A study, conducted in Turkey, it was reported that 79.4% of male patients with MR and 46.2% of the female have a psychiatric comorbidity [9]. Similarly, in our study, psychiatric comorbidity was found in 65.9% of males and 34.1% of females, which was statistically significant in favor of male. The most frequently identified psychiatric comorbidities in MR were reported as PDD, ADHD, anxiety disorders, mood disorders, psychotic disorders, personality disorders, conduct disorder, posttraumatic stress disorder, tic disorders and eating disorders [16]. In our study, MR comorbid diseases were found as DBD, PDD, anxiety disorders, elimination disorders, mood disorders and tic disorders, in order of frequency, and the comorbidity rates were generally lower than in the literature. Cross-sectional nature of our study and performed retrospectively may have led to this situation.

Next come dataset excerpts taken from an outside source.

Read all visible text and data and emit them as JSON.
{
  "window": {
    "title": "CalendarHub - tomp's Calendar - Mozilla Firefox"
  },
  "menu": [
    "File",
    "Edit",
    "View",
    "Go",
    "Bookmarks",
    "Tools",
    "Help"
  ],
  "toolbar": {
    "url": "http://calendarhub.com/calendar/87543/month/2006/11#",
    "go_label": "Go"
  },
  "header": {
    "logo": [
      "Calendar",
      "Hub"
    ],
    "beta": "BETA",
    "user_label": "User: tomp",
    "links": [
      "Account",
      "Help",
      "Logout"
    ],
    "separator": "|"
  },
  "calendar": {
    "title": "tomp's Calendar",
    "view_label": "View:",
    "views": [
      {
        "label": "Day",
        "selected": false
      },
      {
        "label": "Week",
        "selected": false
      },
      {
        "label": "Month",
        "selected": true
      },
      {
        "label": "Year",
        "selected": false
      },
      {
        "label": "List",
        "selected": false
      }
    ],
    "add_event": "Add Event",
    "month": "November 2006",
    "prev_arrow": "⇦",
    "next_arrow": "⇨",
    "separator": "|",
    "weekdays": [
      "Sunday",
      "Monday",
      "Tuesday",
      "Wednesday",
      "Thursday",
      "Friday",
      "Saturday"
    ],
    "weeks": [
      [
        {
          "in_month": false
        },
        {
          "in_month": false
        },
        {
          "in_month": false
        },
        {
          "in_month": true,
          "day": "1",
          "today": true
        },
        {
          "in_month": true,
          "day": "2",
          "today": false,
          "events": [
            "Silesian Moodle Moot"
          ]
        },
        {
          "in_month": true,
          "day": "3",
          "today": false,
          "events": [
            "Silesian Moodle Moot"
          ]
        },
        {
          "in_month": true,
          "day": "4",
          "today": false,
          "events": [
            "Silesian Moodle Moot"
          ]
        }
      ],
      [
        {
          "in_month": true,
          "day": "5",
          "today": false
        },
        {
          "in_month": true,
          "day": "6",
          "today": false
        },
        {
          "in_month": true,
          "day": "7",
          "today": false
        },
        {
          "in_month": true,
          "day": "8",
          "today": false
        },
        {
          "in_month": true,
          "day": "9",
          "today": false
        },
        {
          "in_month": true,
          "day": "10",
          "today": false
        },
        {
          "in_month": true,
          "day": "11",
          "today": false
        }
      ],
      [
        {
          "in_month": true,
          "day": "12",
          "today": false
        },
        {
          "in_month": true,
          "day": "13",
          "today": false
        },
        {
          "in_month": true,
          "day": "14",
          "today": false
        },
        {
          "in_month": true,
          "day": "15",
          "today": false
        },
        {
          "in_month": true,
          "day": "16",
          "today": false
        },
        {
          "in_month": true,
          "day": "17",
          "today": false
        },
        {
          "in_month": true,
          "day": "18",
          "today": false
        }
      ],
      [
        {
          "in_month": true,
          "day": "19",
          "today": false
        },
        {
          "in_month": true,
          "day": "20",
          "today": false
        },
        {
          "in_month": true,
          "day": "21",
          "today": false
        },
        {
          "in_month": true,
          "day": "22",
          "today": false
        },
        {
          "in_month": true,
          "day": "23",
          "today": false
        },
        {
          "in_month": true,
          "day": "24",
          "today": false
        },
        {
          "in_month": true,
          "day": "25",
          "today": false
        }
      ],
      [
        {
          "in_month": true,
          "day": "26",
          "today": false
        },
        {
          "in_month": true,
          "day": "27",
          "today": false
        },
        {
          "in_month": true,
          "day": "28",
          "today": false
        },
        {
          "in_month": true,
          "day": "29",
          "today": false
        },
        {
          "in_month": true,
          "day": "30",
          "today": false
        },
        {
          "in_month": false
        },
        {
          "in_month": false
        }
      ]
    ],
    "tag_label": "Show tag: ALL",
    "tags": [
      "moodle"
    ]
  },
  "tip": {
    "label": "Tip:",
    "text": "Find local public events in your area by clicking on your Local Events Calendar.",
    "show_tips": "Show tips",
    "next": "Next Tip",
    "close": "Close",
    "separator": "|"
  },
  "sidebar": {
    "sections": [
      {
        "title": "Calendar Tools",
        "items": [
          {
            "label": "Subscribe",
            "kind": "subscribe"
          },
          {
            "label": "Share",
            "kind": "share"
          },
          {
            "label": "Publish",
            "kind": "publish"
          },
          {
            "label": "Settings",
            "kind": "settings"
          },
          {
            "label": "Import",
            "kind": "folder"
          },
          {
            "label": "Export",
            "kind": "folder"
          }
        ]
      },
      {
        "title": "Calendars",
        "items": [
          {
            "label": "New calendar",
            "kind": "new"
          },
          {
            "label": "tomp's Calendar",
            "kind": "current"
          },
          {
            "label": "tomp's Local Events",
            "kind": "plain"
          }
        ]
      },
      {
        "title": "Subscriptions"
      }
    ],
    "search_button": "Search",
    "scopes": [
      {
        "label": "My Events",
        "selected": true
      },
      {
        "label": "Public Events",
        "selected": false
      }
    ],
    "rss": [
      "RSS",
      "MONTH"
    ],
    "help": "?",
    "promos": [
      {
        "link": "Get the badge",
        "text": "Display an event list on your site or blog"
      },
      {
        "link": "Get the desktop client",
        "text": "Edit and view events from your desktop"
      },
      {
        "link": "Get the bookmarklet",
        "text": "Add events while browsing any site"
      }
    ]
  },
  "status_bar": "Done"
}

In the United States, 30-75% of all cases with MR were reported to be prescribed psychotropic drugs [14]. In a study conducted in Turkey showed 62.5% of patients with MR using any of psychotropic drugs [17]. Psychotropic drugs use was found as 20.4% of MR cases in our sample and this ratio is relatively low, compared to above-mentioned rates, due to less comorbidity we found. Most commonly pharmacological agents used in this area were reported as antipsychotics, benzodiazepines, lithium, antiepileptic drugs, tricyclic antidepressants and SSRIs [18]. Likewise, in our study, the most commonly used psychotropic drugs were antipsychotics, followed by MPH and SSRIs. Mostly used antipsychotic was risperidone and it was consistent with the literature which pointed out that risperidone is effective and tolerable agent in children with mental retardation [19]. MPH was another frequently used medication in children with MR having ADHD comorbidity to their situation. MPH has been reported as effective in behavioral and cognitive functions in children with MR plus ADHD [20], which MPH was found in our series of children with MR having ADHD comorbidity as preferable agent to treat. In our sample, because the most common comorbidity found was DBD, this may have affected MPH and ATX use rates which consistent with the proportion of it mentioned in the literature [21].

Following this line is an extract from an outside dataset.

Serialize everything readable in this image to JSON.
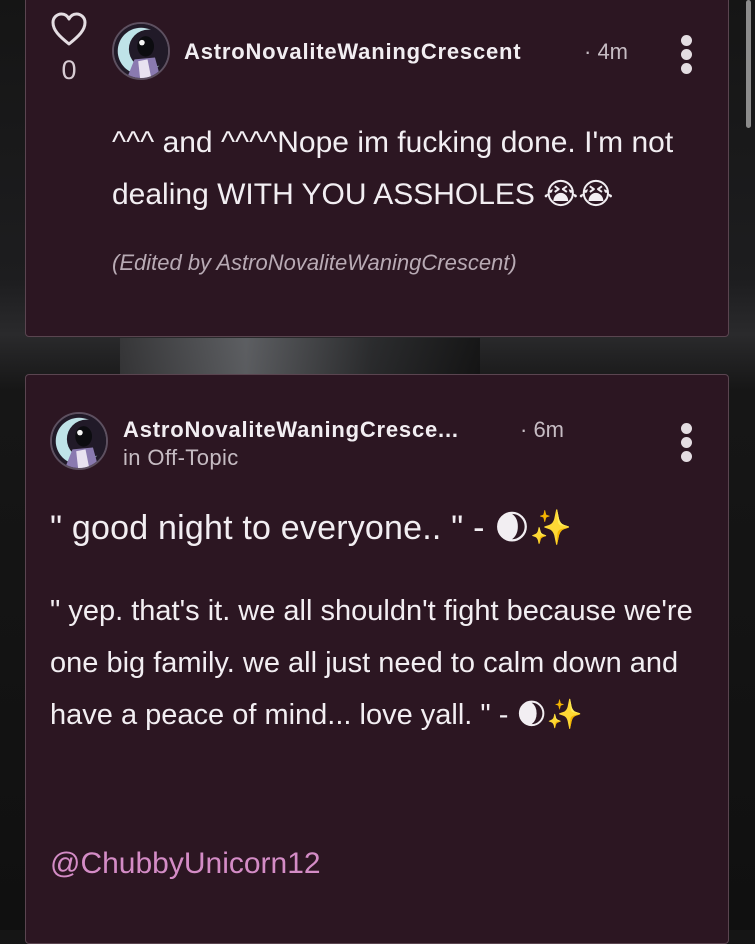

In conclusion, the high rate of psychiatric and non-psychiatric medical comorbidity is determined cases in mental retardation. Comorbidity is an important issue with regards to complicate the treatment and compliance and affect negatively on the patient's prognosis and quality of life. In the process of the diagnosis and treatment, paying attention to this case by clinicians who study in this area will be useful to practice correct and affective treatment. Our study has the characteristic of determination that evaluation of cases that admitted to child psychiatry clinic and diagnosed with MR. The most important limitation of our study is that the evaluation is made retrospectively. The relative size of the sample is the most important advantage. There is a need for studies which contains more detailed information, designed as a prospective, multicenter and large sample size to draw up a way of health policies related to the children and adolescents with MR, in Turkey. This type of studies in the future will provide a more comprehensive evaluation of cases with MR and cut-in attemps which should take lifelong in the early stages.